You are right. The Yankees should have won. Now contrast that with this from a story that appeared exactly one year ago in CBN News, a publication of the Christian Broadcasting Network:
… “It is certainly the funeral fabric that wrapped a tortured man.”
[Giulio] Fanti used to research, the cloth, and the three-dimensional projection of the figure to confirm that the man sustained numerous wounds on his body before death.
“I counted 370 wounds from the flagellation, without taking into account the wounds on his sides, which the Shroud doesn’t show because it only enveloped the back and front of the body,” Fanti explained … .
In a comment, Colin Berry tells us what he is planning on his own site. I’d like to focus on each of the ten items that he will be discussing. We can discuss them here and provide him our thoughts.

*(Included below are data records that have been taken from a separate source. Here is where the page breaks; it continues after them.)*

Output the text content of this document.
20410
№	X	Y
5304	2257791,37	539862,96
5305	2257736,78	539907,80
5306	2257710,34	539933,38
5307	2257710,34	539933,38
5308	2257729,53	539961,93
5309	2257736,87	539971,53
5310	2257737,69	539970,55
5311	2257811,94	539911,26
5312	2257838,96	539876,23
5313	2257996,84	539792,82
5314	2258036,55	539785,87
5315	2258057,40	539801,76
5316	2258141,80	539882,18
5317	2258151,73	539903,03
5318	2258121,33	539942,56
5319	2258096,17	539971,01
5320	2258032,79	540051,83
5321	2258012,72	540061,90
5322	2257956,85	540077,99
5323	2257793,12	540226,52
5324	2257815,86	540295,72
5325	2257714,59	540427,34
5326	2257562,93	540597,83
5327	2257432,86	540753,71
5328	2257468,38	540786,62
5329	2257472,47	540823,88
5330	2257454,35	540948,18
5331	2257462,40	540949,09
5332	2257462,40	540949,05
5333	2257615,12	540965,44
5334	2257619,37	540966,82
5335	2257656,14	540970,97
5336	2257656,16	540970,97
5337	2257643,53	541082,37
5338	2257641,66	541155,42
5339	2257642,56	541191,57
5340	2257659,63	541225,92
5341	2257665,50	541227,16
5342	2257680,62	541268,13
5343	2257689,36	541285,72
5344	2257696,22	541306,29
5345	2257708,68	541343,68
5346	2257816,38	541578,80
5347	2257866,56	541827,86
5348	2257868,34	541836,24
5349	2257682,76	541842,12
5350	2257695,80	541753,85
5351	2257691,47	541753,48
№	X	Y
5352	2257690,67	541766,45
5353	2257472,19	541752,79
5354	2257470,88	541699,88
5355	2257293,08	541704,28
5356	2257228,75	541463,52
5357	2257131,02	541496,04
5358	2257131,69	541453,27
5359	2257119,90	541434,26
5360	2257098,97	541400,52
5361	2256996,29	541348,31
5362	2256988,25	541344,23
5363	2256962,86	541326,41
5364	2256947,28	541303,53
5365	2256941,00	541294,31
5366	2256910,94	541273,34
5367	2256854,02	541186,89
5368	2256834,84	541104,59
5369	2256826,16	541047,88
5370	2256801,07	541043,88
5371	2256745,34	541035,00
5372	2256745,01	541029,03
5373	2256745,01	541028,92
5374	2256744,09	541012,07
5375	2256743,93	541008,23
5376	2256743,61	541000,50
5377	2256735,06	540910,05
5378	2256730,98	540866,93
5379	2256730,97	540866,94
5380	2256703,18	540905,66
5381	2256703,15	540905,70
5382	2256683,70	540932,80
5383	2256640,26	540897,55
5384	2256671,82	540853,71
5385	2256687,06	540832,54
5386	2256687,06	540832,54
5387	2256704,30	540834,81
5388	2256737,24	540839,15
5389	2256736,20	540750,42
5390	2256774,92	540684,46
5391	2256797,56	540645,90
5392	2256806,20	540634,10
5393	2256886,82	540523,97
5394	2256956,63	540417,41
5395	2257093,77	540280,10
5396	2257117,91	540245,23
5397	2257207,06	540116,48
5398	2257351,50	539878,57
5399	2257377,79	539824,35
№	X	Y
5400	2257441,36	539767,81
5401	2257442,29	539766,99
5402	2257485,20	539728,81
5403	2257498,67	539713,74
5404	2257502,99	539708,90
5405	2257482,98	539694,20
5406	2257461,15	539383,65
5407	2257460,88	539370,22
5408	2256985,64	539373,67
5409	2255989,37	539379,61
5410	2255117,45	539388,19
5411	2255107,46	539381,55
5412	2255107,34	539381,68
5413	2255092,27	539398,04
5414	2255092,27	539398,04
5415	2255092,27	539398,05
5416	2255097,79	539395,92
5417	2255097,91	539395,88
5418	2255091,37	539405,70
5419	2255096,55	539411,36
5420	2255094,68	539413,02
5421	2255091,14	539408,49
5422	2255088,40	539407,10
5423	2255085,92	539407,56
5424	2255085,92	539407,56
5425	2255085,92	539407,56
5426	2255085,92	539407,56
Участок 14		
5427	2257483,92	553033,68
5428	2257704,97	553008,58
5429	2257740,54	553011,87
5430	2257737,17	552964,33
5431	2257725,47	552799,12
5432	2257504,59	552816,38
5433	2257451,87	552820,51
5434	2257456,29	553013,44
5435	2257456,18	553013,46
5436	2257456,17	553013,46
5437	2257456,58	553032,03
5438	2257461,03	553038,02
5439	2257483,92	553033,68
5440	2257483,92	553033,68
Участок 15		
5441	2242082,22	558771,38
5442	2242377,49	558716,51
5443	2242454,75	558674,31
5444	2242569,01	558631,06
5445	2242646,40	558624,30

He writes:
As flagged up in an earlier comment, this long-in-the-tooth, dare I say somewhat jaded critic of the supposed supernatural Linen, is currently planning as we speak a new (and possibly final) posting on his own site.
Reminder: it’s to be entitled “Sindonology’s 10 Biggest Mistakes”.
Here’s a summary list of what’s on the drawing board:
1. Mistaken assumption that Secondo Pia’s discovery of the negative image via photography implies that ‘photography’ was required for initial image capture.
2. Mistaken assumption that the response of the body image to 3D-rendering software implies pre-existing “unique encoded 3D infomation”.
3. Mistaken conclusion that the faint body image is confined to the primary cell wall of the linen, with that supposed ‘ultra-superficiality’ needing some kind of subtle radiation-derived process.
4. Mistaken assumption that the Turin “Shroud” should be viewed as a “burial shroud”, whether real of simulated. The biblical account from first three Gospels suggests otherwise (J of A’s linen being intended merely for dignified transport from cross to tomb).
5. Mistaken assumption that the lack of lateral (“wrap around”) distortion of the body image rules out an imprinting mechanism dependent on physical contact (no air gaps).
6. Mistaken assumption in the 1981 STURP Summary that the image chromophore was due to chemical modification of the linen cellulose, with no mention of extraneous additions (whether Rogers’ ‘starch impurity’ or more recent proposals involving use of white flour as imprinting medium (my own Model 10)..
7. Premature radiocarbon dating, needing disfiguring removal of single chunky fabric rectangle. C-14 dating should have been postponed till the procedure worked with single excised threads, taken from multiple sites to exclude charges of “repair patches”.
8. Failure to identify the chemical nature of the image chromophore, especially to discriminate between chemically-modified cellulose and a chemical modification of extraneous coating (notably a Maillard-reaction involving starch or flour coating to generate high molecular weight melanoidins).
9. Pseudo-pathology based on assumption that bloodstains can be equated with body wounds, despite absence of any evidence for there being tears, punctures etc in the imprinted body image per se .
10. Failure to give proper recognition to the key role in French medieval society of the first documented owner of the Linen, namely Geoffroy de Charny, close confidante of his monarch, King Jean II (“The Good”). G. de Charny was prime mover in creating the “Order of the Star”. Possibility that the Linen was intended initially as a centrepiece for Star ceremonial, rudely interrupted by death of G.de Charny at the Battle of Poitiers, 1356. bearer of the Oriflamme,to say nothing of the capture/ransom of his monarch.